In dieci per quasi tutta la partita, i rossoneri sono stati capaci di limitare la Juventus uscendo comunque a testa alta dall'Allianz Stadium
Che fosse un'impresa complicata lo si sapeva già prima del calcio d'inizio. Senza Ibra ed Hernandez, riuscire a guadagnarsi la finale di Coppa Italia a Torino dopo un 1-1 all'andata avrebbe avuto il sapore di un mezzo miracolo. L'espulsione dopo un quarto d'ora di Rebic, quello che doveva sobbarcarsi tutto il peso dell'attacco nel 4-2-3-1 di Pioli, poi, metteva la parola fine alla semifinale di ritorno.
In mezzo, però, c'è una prestazione tutt'altro che da scartare. Nei pochi minuti in cui ha giocato in undici, il Milan ha provato anche a pressare alto cercando di sporcare le linee di passaggio della Juve già dall'avvio dell'azione bianconera. L'espulsione di Rebic ha fatalmente cambiato i piani.
Pioli non ha stravolto la squadra, ha semplicemente cercato di tenere il baricentro più basso (40,2 metri la media rossonera del match), chiedendo a Paquetà e Calhanoglu di rientrare molto sulle fasce e facendo coprire la parte centrale della trequarti a Bonaventura che, in pratica, si ritrovava a essere il giocatore più avanzato, prima che Pioli decidesse di far entrare Leao e poi, nel finale, il giovanissimo attaccante della Primavera Colombo.

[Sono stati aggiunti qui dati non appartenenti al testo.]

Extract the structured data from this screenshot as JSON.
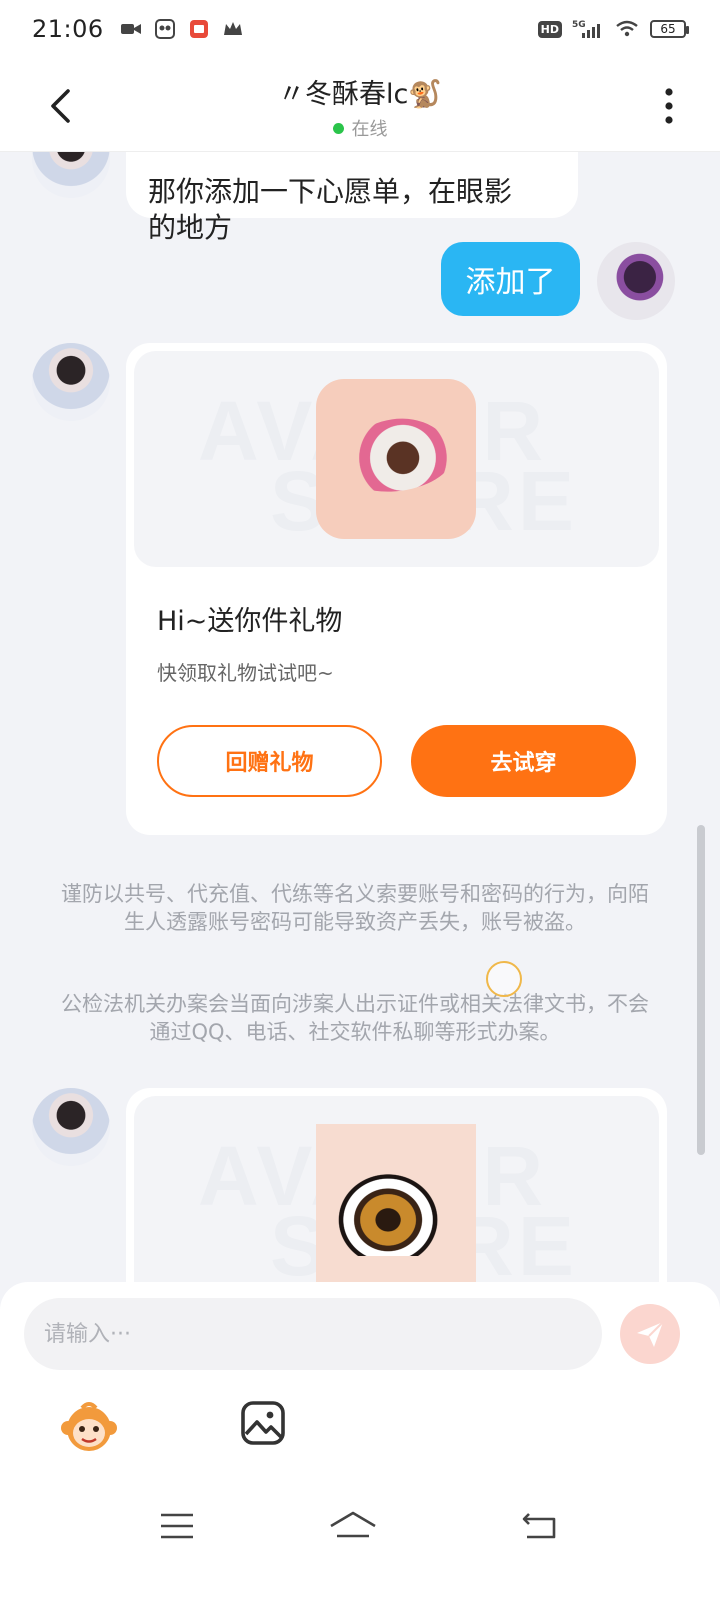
{
  "status_bar": {
    "time": "21:06",
    "battery": "65",
    "network": "5G",
    "hd": "HD"
  },
  "header": {
    "title": "〃冬酥春lc🐒",
    "status": "在线"
  },
  "messages": {
    "first_partial": "那你添加一下心愿单，在眼影\n的地方",
    "outgoing": "添加了"
  },
  "gift_card": {
    "title": "Hi~送你件礼物",
    "subtitle": "快领取礼物试试吧~",
    "return_button": "回赠礼物",
    "try_button": "去试穿",
    "watermark_top": "AVATAR",
    "watermark_bottom": "STORE"
  },
  "notices": {
    "account_warning": "谨防以共号、代充值、代练等名义索要账号和密码的行为，向陌生人透露账号密码可能导致资产丢失，账号被盗。",
    "police_warning": "公检法机关办案会当面向涉案人出示证件或相关法律文书，不会通过QQ、电话、社交软件私聊等形式办案。"
  },
  "input": {
    "placeholder": "请输入···"
  },
  "colors": {
    "accent_orange": "#ff7213",
    "bubble_blue": "#2ab6f3",
    "online_green": "#2ac44a"
  },
  "icons": {
    "back": "chevron-left-icon",
    "more": "more-vertical-icon",
    "send": "send-icon",
    "emoji": "monkey-emoji-icon",
    "image": "image-icon",
    "nav_menu": "menu-icon",
    "nav_home": "home-icon",
    "nav_back": "back-icon"
  }
}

La densità difensiva, le scalate, la buona risposta dei centrali e la serata positiva di Donnarumma (ma anche la scarsa mira degli attaccanti bianconeri, a essere onesti) hanno permesso al Milan di non subire gol da una squadra che aveva segnato nelle 44 partite precedenti all'Allianz Stadium. Dal punto di vista difensivo, l'unico che si può valutare in situazioni come quella di ieri, insomma, il Milan ha dato segnali positivi. Per capire quanto ancora possa dare da qui alla fine della stagione, bisognerà aspettare il rientro degli assenti e sperare che nessuno commetta più delle ingenuità come quella di Rebic.